Die Spirale der Gewalt durchbrechen
Opfer von häuslicher Gewalt entwicklen in Frauengruppen Selbstbewusstsein und Strategien zur Konfliktlösung
Gregoria Lopez wurde in dem Glauben großgezogen, dass Gewalterfahrungen ein Teil der Ehe seien. Über viele Jahre hinweg war sie ihrem Mann ausgeliefert, litt nicht nur unter seinen Hieben, sondern auch unter dem psychischen Druck, den er auf sie ausübte. Immer wieder eskalierte die Situation, bis Gregoria Anschluss im Frauenzentrum in Paiwas fand. Dort hörte sie von Frauenselbsthilfegruppen, in denen das Thema innerfamiliäre Gewalt im Mittelpunkt stand.
In solche einer Gruppe wurde Gregoria zum ersten Mal über ihre Rechte informiert. Sie wurde ermutigt, offen über ihre Situation zu sprechen, sich mit anderen Opfern von häuslicher Gewalt auszutauschen und Gegenstrategien zu entwickeln. Gregoria lernte, ihre Meinung klar auszudrücken und Stellung zu beziehen. „Durch die Arbeit mit dem Frauenzentrum habe ich gelernt, dass ich eine Frau mit Wert bin und mir dessen bewusst zu sein", betonte Gregoria. Sie zeigt nun Selbstbewusstsein, lässt ihren Mann spüren, dass sie nicht mehr länger allein seiner Gewalt gegenüber ausgeliefert sei, sondern Rückendeckung durch die Frauengruppe habe.

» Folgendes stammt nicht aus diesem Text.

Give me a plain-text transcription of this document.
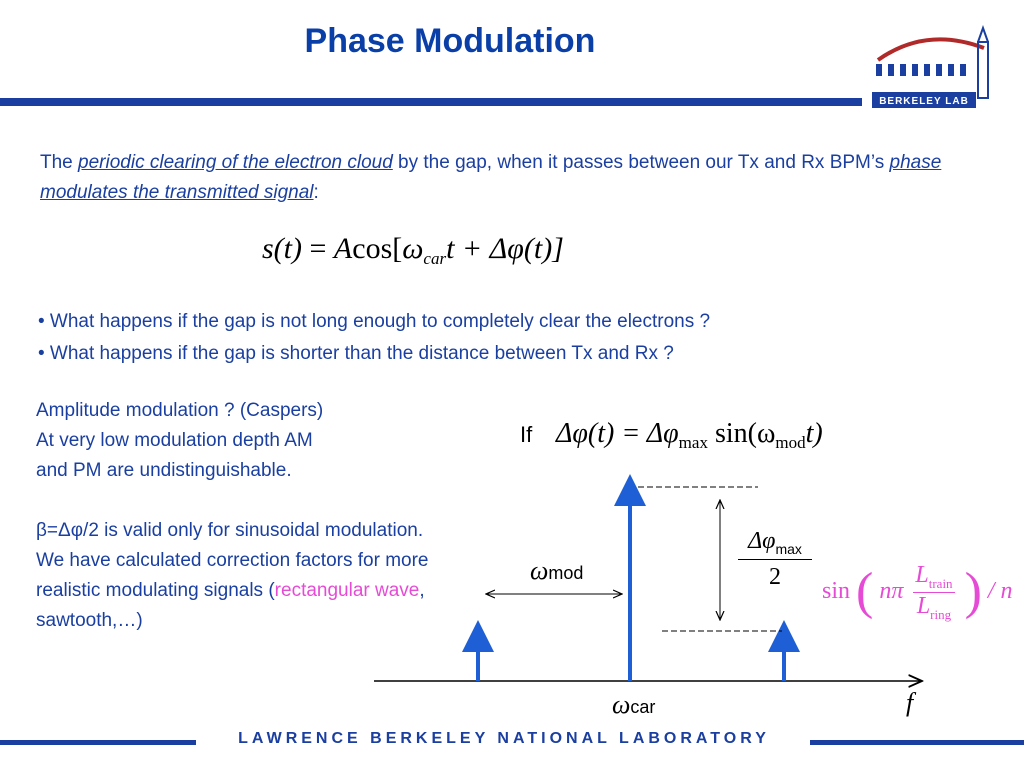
Phase Modulation
BERKELEY LAB
The periodic clearing of the electron cloud by the gap, when it passes between our Tx and Rx BPM’s phase modulates the transmitted signal:
$s(t) = Acos[\omega_{car}t + \Delta\varphi(t)]$
• What happens if the gap is not long enough to completely clear the electrons ?
• What happens if the gap is shorter than the distance between Tx and Rx ?

Amplitude modulation ? (Caspers)

At very low modulation depth AM

and PM are undistinguishable.

β=Δφ/2 is valid only for sinusoidal modulation. We have calculated correction factors for more realistic modulating signals (rectangular wave, sawtooth,…)

If $\Delta\varphi(t) = \Delta\varphi_{max}$ $\sin(\omega_{mod}t)$
ωmod
ωcar	f
$\Delta\varphi_{max}$
2
sin ( nπ
$L_{train}$
$L_{ring}$ ) / n
LAWRENCE BERKELEY NATIONAL LABORATORY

Häusliche Gewalt wird durch die Arbeit der Frauengruppe in der Gemeinde nicht länger als Privatsache betrachtet, sonder wird bewusst nach Außen getragen. Die Gruppe bietet geschulte Fachkräfte an, die in die Familien kommen, die Frauen zur Polizei begleiten, wenn sie Anzeige erstatten und ihnen bei Prozessen vor Gericht beistehen. Die Männer erkennen, dass sie nicht mehr so leichtes Spiel mit den Frauen haben wie bisher. Die Gewalt in den Familien geht zurück.
Gregoria hat mit Unterstützung des Frauenzentrums in Paiwas ihr Leben selbst in die Hand genommen. Sie leitet ein Zentrum für Geburtsvorbereitung, arbeitet mit alternativen Heilmethoden und engagiert sich in vielen Organisationen.